Writing one’s own art history is always going to be risky; it’s subject to human memory, which is notoriously unreliable. Fortunately, I am a diary writer and an avid collector of exhibition catalogues so there is at least some documentary evidence for the claims I might make. The following is an account of the artists, exhibitions and movements which have had a significant effect on my work and on the way I think about ceramics.
An exhibition of paintings (1967-77) by Marc Chagall, at Palazzo Pitti in Florence in 1978 was the first to make a real, memorable impact on me. I went to see it time and again over the course of a month that summer. They looked beautiful and made sense to me, more so, if I was honest, than much of the rather grandiose religious art that I was supposed to be studying at the time. They seemed to be telling a story, though what that story was, was wholly obscure to me at the time.

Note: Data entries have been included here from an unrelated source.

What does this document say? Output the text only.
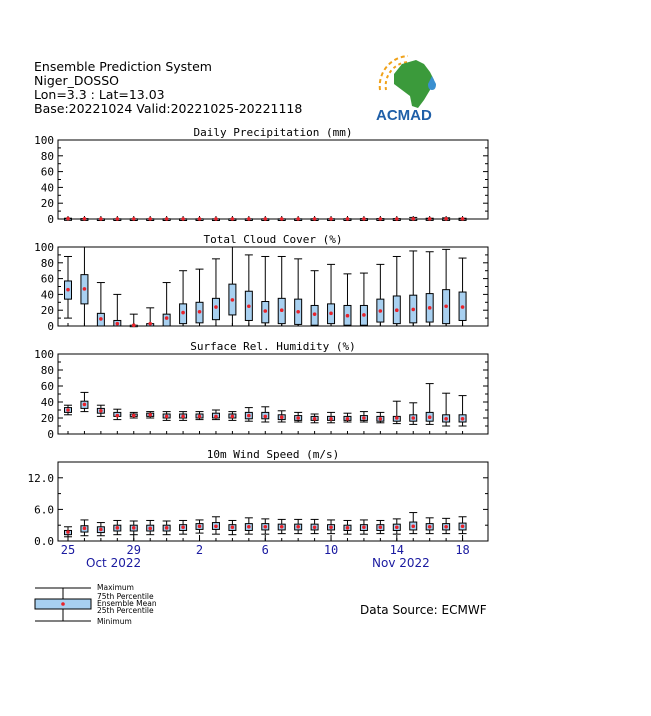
Ensemble Prediction System
Niger_DOSSO
Lon=3.3 : Lat=13.03
Base:20221024 Valid:20221025-20221118	ACMAD
Daily Precipitation (mm)
0
20
40
60
80
100
Total Cloud Cover (%)
0
20
40
60
80
100
Surface Rel. Humidity (%)
0
20
40
60
80
100
10m Wind Speed (m/s)
0.0
6.0
12.0
25	29	2	6	10	14	18
Oct 2022	Nov 2022
Maximum
75th Percentile
Ensemble Mean
25th Percentile
Minimum
Data Source: ECMWF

The Think Black Line and so much more
The life-class was on Monday. On Wednesdays we went to exhibitions. ‘The Thin Black Line,’ curated by Lubaina Himid, was at the ICA that year. The first exhibition of the work of black women, it was, both explicitly activist, on the part of the artists, something which we well understood, and ‘notoriously tokenistic,’ on the part of the institution. Either way, it was a hugely exciting exhibition. Himid’s magnificent cut-outs, (Tate Britain), and Sutapa Biswas’ now famous image, ‘Housewives with Steaknives,’ (Tate Britain), burnt themselves into my consciousness and have never departed. Four years later, ‘Along the lines of Resistance,’ also an explicitly feminist show, introduced me to the work of Nina Edge, the first contemporary potter I came across whose work truly excited me. It looked good, was colourful, decorative, ornamental and told stories – interesting ones. Lubaina Himid later became a much needed adviser for my PhD. One of the most significant aspects of this strand of contemporary art practice was its non-hierarchical position on craft, shaped largely by anti-imperialist / post-colonial politics combined with feminism.
The Country Potter
Yorkshire - and the Hungarians
Arguably, my most important encounter during my time in Yorkshire was with Lubaina Himid and the late Maud Sulter, (1960-2008), then both living nearby, in Preston. I was meeting two of the most important and inspirational women of my art-life. Maud was opening a new gallery in London, 'Rich Women of Zurich,' and invited me to do a show there. There gallery was short lived but the friendship endured until Maud's death in 2008. They helped to take me out of the then somewhat parochial world of craft pottery and return me to the wider art world from which I had come. It was in their gallery that I showed 'Collection for the Zolnay Sisters,' my first London solo show in a private gallery.